Dental caries, often called cavities, are erosions of the surface of the tooth caused by the combined effects of bacteria, acids, plaque and tartar. Dental caries are common in both children and adults, and they occur most often as a result of poor dental hygiene. Dental caries are usually painless at first, but they may become painful if they spread to the nerve or root of a tooth. If left untreated, dental caries can progress to a tooth abscess, which is a more painful and potentially serious condition. Dental caries are common, but they can often be prevented by practicing good dental hygiene, including regular brushing and flossing.
Tooth Cavity is a permanently damaged area in the hard surface of the teeth that develop into tiny openings or holes. Cavities, also called tooth decay or caries, are caused by a combination of factors, including bacteria in the mouth, frequent snacking, sipping sugary drinks and not cleaning the teeth well. Cavities and tooth decay are among the world’s most common oral problems. They’re especially common in children, teenagers, and older adults. But anyone who has teeth can get cavities, including infants. If cavities aren’t treated, they get larger and affect deeper layers of your teeth. They can lead to a severe toothache, infection and tooth loss. Regular dental visits and good brushing and flossing habits are your best protection against cavities and tooth decay.
tooth decay treatment
Tooth decay is the major destruction caused to your tooth enamel, the hard, outer layer of your teeth. It is highly seen in children, teens, and adults. It can be a problem for children, teens and adults. The only reason for tooth decay is the growing plaque. Plaque, a sticky film of bacteria, constantly forms on your teeth. When you eat or drink sugary food or beverages, the leftover particles create bacteria to settle and these bacteria settle on the plaque, producing acid that attacks the tooth enamel. The stickiness of the plaque keeps these acids in contact with your teeth and over time the enamel can break down. This is when cavities can form.
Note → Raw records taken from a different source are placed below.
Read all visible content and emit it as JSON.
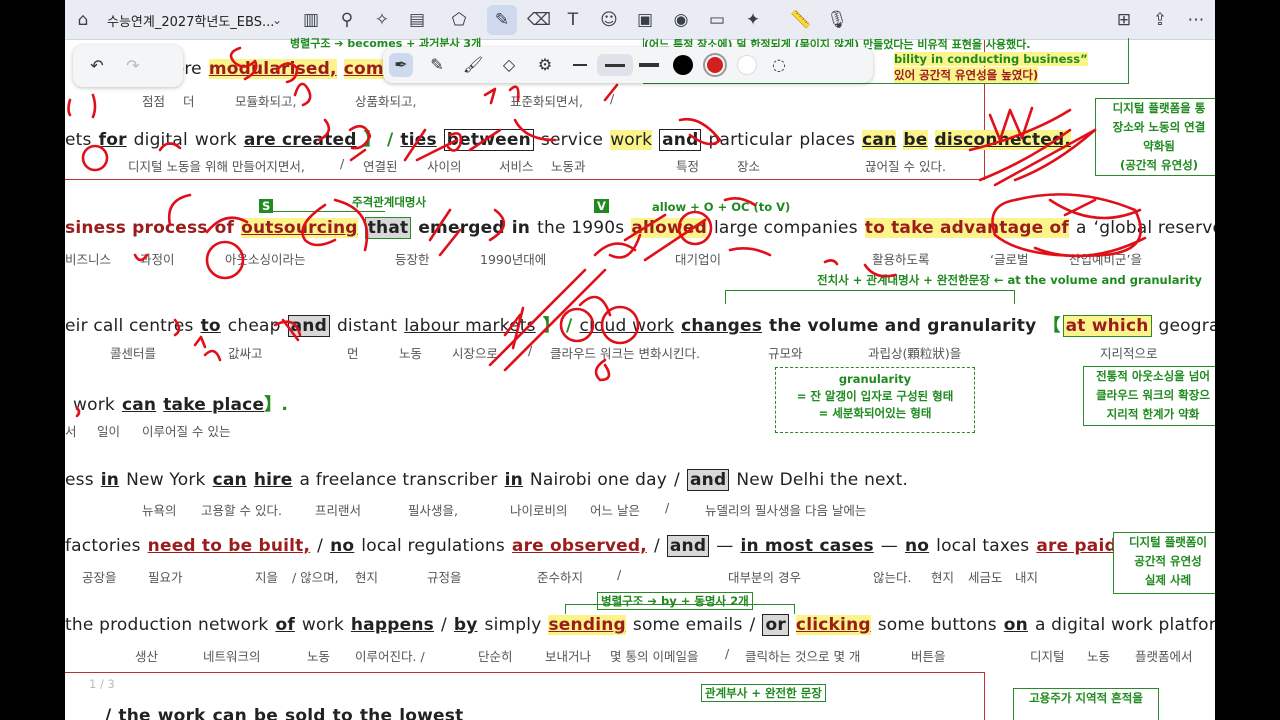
{
  "toolbar": {
    "doc_title": "수능연계_2027학년도_EBS...",
    "icons": [
      "home-icon",
      "chevron-down-icon",
      "sidebar-icon",
      "search-icon",
      "sparkle-icon",
      "document-icon",
      "shapes-icon",
      "pen-icon",
      "eraser-icon",
      "text-icon",
      "sticker-icon",
      "image-icon",
      "camera-icon",
      "comment-icon",
      "laser-icon",
      "ruler-icon",
      "mic-icon",
      "add-page-icon",
      "share-icon",
      "more-icon"
    ]
  },
  "lines": {
    "l1": {
      "w1": "more",
      "w2": "modularised,",
      "w3": "commo"
    },
    "k1": {
      "a": "점점",
      "b": "더",
      "c": "모듈화되고,",
      "d": "상품화되고,",
      "e": "표준화되면서,",
      "f": "/"
    },
    "l2": {
      "w1": "ets",
      "w2": "for",
      "w3": "digital",
      "w4": "work",
      "w5": "are created",
      "w6": "】 /",
      "w7": "ties",
      "w8": "between",
      "w9": "service",
      "w10": "work",
      "w11": "and",
      "w12": "particular",
      "w13": "places",
      "w14": "can",
      "w15": "be",
      "w16": "disconnected."
    },
    "k2": {
      "a": "디지털 노동을 위해 만들어지면서,",
      "b": "/",
      "c": "연결된",
      "d": "사이의",
      "e": "서비스",
      "f": "노동과",
      "g": "특정",
      "h": "장소",
      "i": "끊어질 수 있다."
    },
    "l3": {
      "w1": "siness process",
      "w2": "of",
      "w3": "outsourcing",
      "w4": "that",
      "w5": "emerged",
      "w6": "in",
      "w7": "the 1990s",
      "w8": "allowed",
      "w9": "large companies",
      "w10": "to take advantage of",
      "w11": "a",
      "w12": "‘global reserve army’",
      "w13": "/"
    },
    "k3": {
      "a": "비즈니스",
      "b": "과정이",
      "c": "아웃소싱이라는",
      "d": "등장한",
      "e": "1990년대에",
      "f": "대기업이",
      "g": "활용하도록",
      "h": "‘글로벌",
      "i": "산업예비군’을"
    },
    "l4": {
      "w1": "eir call centres",
      "w2": "to",
      "w3": "cheap",
      "w4": "and",
      "w5": "distant",
      "w6": "labour markets",
      "w7": "】 /",
      "w8": "cloud work",
      "w9": "changes",
      "w10": "the volume and granularity",
      "w11": "【",
      "w12": "at which",
      "w13": "geographically"
    },
    "k4": {
      "a": "콜센터를",
      "b": "값싸고",
      "c": "먼",
      "d": "노동",
      "e": "시장으로",
      "f": "/",
      "g": "클라우드 워크는 변화시킨다.",
      "h": "규모와",
      "i": "과립상(顆粒狀)을",
      "j": "지리적으로"
    },
    "l5": {
      "w1": "work",
      "w2": "can",
      "w3": "take place",
      "w4": "】."
    },
    "k5": {
      "a": "서",
      "b": "일이",
      "c": "이루어질 수 있는"
    },
    "l6": {
      "w1": "ess",
      "w2": "in",
      "w3": "New York",
      "w4": "can",
      "w5": "hire",
      "w6": "a freelance transcriber",
      "w7": "in",
      "w8": "Nairobi one day",
      "w9": "/",
      "w10": "and",
      "w11": "New Delhi the next."
    },
    "k6": {
      "a": "뉴욕의",
      "b": "고용할 수 있다.",
      "c": "프리랜서",
      "d": "필사생을,",
      "e": "나이로비의",
      "f": "어느 날은",
      "g": "/",
      "h": "뉴델리의 필사생을 다음 날에는"
    },
    "l7": {
      "w1": "factories",
      "w2": "need to be built,",
      "w3": "/",
      "w4": "no",
      "w5": "local regulations",
      "w6": "are observed,",
      "w7": "/",
      "w8": "and",
      "w9": "—",
      "w10": "in most cases",
      "w11": "—",
      "w12": "no",
      "w13": "local taxes",
      "w14": "are paid."
    },
    "k7": {
      "a": "공장을",
      "b": "필요가",
      "c": "지을",
      "d": "/ 않으며,",
      "e": "현지",
      "f": "규정을",
      "g": "준수하지",
      "h": "/",
      "i": "대부분의 경우",
      "j": "않는다.",
      "k": "현지",
      "l": "세금도",
      "m": "내지"
    },
    "l8": {
      "w1": "the production network",
      "w2": "of",
      "w3": "work",
      "w4": "happens",
      "w5": "/",
      "w6": "by",
      "w7": "simply",
      "w8": "sending",
      "w9": "some emails",
      "w10": "/",
      "w11": "or",
      "w12": "clicking",
      "w13": "some buttons",
      "w14": "on",
      "w15": "a digital work platform."
    },
    "k8": {
      "a": "생산",
      "b": "네트워크의",
      "c": "노동",
      "d": "이루어진다. /",
      "e": "단순히",
      "f": "보내거나",
      "g": "몇 통의 이메일을",
      "h": "/",
      "i": "클릭하는 것으로 몇 개",
      "j": "버튼을",
      "k": "디지털",
      "l": "노동",
      "m": "플랫폼에서"
    },
    "l9": {
      "w1": "/",
      "w2": "the",
      "w3": "work",
      "w4": "can",
      "w5": "be",
      "w6": "sold",
      "w7": "to",
      "w8": "the",
      "w9": "lowest"
    }
  },
  "annotations": {
    "top_left_green": "병렬구조 ➔ becomes + 과거분사 3개",
    "top_right_green_1": "(어느 특정 장소에) 덜 한정되게 (묶이지 않게) 만들었다는 비유적 표현을 사용했다.",
    "top_right_green_2": "bility in conducting business”",
    "top_right_green_3": "있어 공간적 유연성을 높였다)",
    "s_label": "S",
    "subj_rel": "주격관계대명사",
    "v_label": "V",
    "allow_pattern": "allow + O + OC (to V)",
    "prep_rel": "전치사 + 관계대명사 + 완전한문장 ← at the volume and granularity",
    "granularity_title": "granularity",
    "granularity_1": "= 잔 알갱이 입자로 구성된 형태",
    "granularity_2": "= 세분화되어있는 형태",
    "parallel_by": "병렬구조 ➔ by + 동명사 2개",
    "rel_adverb": "관계부사 + 완전한 문장",
    "page_num": "1 / 3",
    "side_note_1": [
      "디지털 플랫폼을 통",
      "장소와 노동의 연결",
      "약화됨",
      "(공간적 유연성)"
    ],
    "side_note_2": [
      "전통적 아웃소싱을 넘어",
      "클라우드 워크의 확장으",
      "지리적 한계가 약화"
    ],
    "side_note_3": [
      "디지털 플랫폼이",
      "공간적 유연성",
      "실제 사례"
    ],
    "side_note_4": [
      "고용주가 지역적 흔적을"
    ]
  },
  "pen_colors": [
    "#000000",
    "#d21f1f",
    "#ffffff"
  ],
  "accent": "#d21f1f"
}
Cavity Treatment depends on how severe it is and your particular situation. Cavity Treatment options include:Fluoride treatments- If your cavity just started, a fluoride treatment may help restore your tooth’s enamel and can sometimes reverse a cavity in the very early stages. Fillings- Fillings, also called restorations, are the main treatment option when decay has progressed beyond the earliest stage. Crowns- For extensive decay or weakened teeth, you may need a crown — a custom-fitted covering that replaces your tooth’s entire natural crown. Root canals- When decay reaches the inner material of your tooth (pulp), you may need a root canal. This is a treatment to repair and save a badly damaged or infected tooth instead of removing it and Tooth extractions-Some teeth become so severely decayed that they can’t be restored and must be removed.